Aquí tiene la vida, mírese en ella como en un espejo,
empáñela con su último suspiro.
Este es Ud. de niño, entre otros niños de su edad;
¿se reconocería a simple vista?
Le han pegado en la cara, llora a lágrima viva,
le han pegado en la cara. 

Allí están varios años después, con su abuelo
frente al primer cadáver de su vida.
Llora al viejo, parece que lo llora
pero es más bien el miedo a lo desconocido.
El vuelo de una mosca lo distrae. 

Y aquí vienen sus vicios, las pequeñas alegrías de un cuerpo
reducido a su mínima expresión, 
quince años de carne miserable;
y las virtudes, ciertamente, que luchan
con gestos más vacíos que ellas mismas.
Un gran amor, la perla de su barrio
le roba el corazón alegremente
para jugar con él a la pelota.
El seminario, entonces,
le han pegado en la cara. Ud. pone la otra;
reducido a su mínima expresión, 
pero Dios dura poco, los tiempos han cambiado
y helo aquí cometiendo una herejía.
Véase en ese trance, eso era todo:
asesinar a un muerto que le grita: no existo.
Existen Marx y el diablo. 

Recuerde, ese es Ud. a los treinta años;
no ha podido casarse
con su mujer, con la mujer de otro.
Vive en un subterráneo, en una cripta
de lo que se le ofrece, sin oficio,
esqueléticamente, como un santo.
Del otro mundo viene ciertas noches
a visitarlo el padre de su padre:
-Vuelve sobre tus pasos, hijo mio, renuncia
al paraíso rojo que te chupa la sangre.
Total, si el mundo cambia a cañonazos,
antes que nada morirán los muertos.
Piensa en ti mismo, instala tu pequeño negocio.
Todo empieza por casa. 

Mírese bien, es Ud. ese hombre
que remienda su única camisa
llorando secamente en la penumbra.
Viene de la estación, se ha ido alguien,
pero no era el amor, solo una enferma
de cierta edad, sin hijos, decidida a olvidarlo
en el momento mismo de ponerse en marcha.
Ud. se pone en su lugar. No sufre.
¿Eso era el amor? Y bien, si, era eso.
Tranquilo. Una mujer de cierta edad. Tranquilo.
Mírela bien, ¿quién era? Ya no la reconoce,
es ella, la que odia sus calcetines rotos,
la que le exige y le rechaza un hijo, 
la que finge dormir cuando Ud. llega a casa,
la que le espanta el sueño para pedirle cuentas,
la que se ríe de sus libros viejos,
la que le sirve un plato vacío, con sarcasmo,
la que amenaza con entrar de monja,
la que se eclipsa al fin entre la muchedumbre. 

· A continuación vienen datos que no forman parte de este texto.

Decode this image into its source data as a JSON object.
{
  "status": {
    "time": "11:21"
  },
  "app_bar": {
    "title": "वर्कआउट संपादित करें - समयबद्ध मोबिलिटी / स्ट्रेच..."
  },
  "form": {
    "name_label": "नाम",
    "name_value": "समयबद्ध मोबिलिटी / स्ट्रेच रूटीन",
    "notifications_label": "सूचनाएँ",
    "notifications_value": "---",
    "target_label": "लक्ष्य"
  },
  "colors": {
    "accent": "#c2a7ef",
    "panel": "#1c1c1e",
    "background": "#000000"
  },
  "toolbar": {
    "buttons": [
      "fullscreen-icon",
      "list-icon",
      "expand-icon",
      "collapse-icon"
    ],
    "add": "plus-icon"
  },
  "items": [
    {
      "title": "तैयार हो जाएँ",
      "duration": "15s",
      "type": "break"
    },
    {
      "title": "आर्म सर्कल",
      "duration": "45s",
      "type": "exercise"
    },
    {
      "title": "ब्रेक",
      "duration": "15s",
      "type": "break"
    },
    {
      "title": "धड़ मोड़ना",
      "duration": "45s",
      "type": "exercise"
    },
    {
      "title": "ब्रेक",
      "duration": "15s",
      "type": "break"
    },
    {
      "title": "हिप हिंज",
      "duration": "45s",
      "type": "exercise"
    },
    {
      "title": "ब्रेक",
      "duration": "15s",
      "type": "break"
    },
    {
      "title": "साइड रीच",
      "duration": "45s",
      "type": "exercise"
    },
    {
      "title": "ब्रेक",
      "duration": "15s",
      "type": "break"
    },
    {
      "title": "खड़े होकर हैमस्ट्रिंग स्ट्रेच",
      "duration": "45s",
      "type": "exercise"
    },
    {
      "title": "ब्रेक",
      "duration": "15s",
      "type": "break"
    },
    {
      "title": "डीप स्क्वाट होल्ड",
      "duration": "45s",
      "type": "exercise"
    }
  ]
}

Y bien, eso era todo. Véase Ud. de viejo
entre otros viejos de su edad, sentado
profundamente en una plaza pública.
Agita Ud. los pies, le tiembla un ojo,
lo evitan las palomas que comen a sus pies
el pan que Ud. les da para atraérselas.
Nadie lo reconoce, ni Ud. mismo
se reconoce cuando ve su sombra.
Lo hace llorar la música que nada le recuerda.
Vive de sus olvidos
en el abismo de una vieja casa.
¿Por qué pues no morir tranquilamente?
¿A qué viene todo esto?
Basta, cierre los ojos;
no se agite, tranquilo, basta, basta.
Basta, basta, tranquilo, aquí tiene la muerte.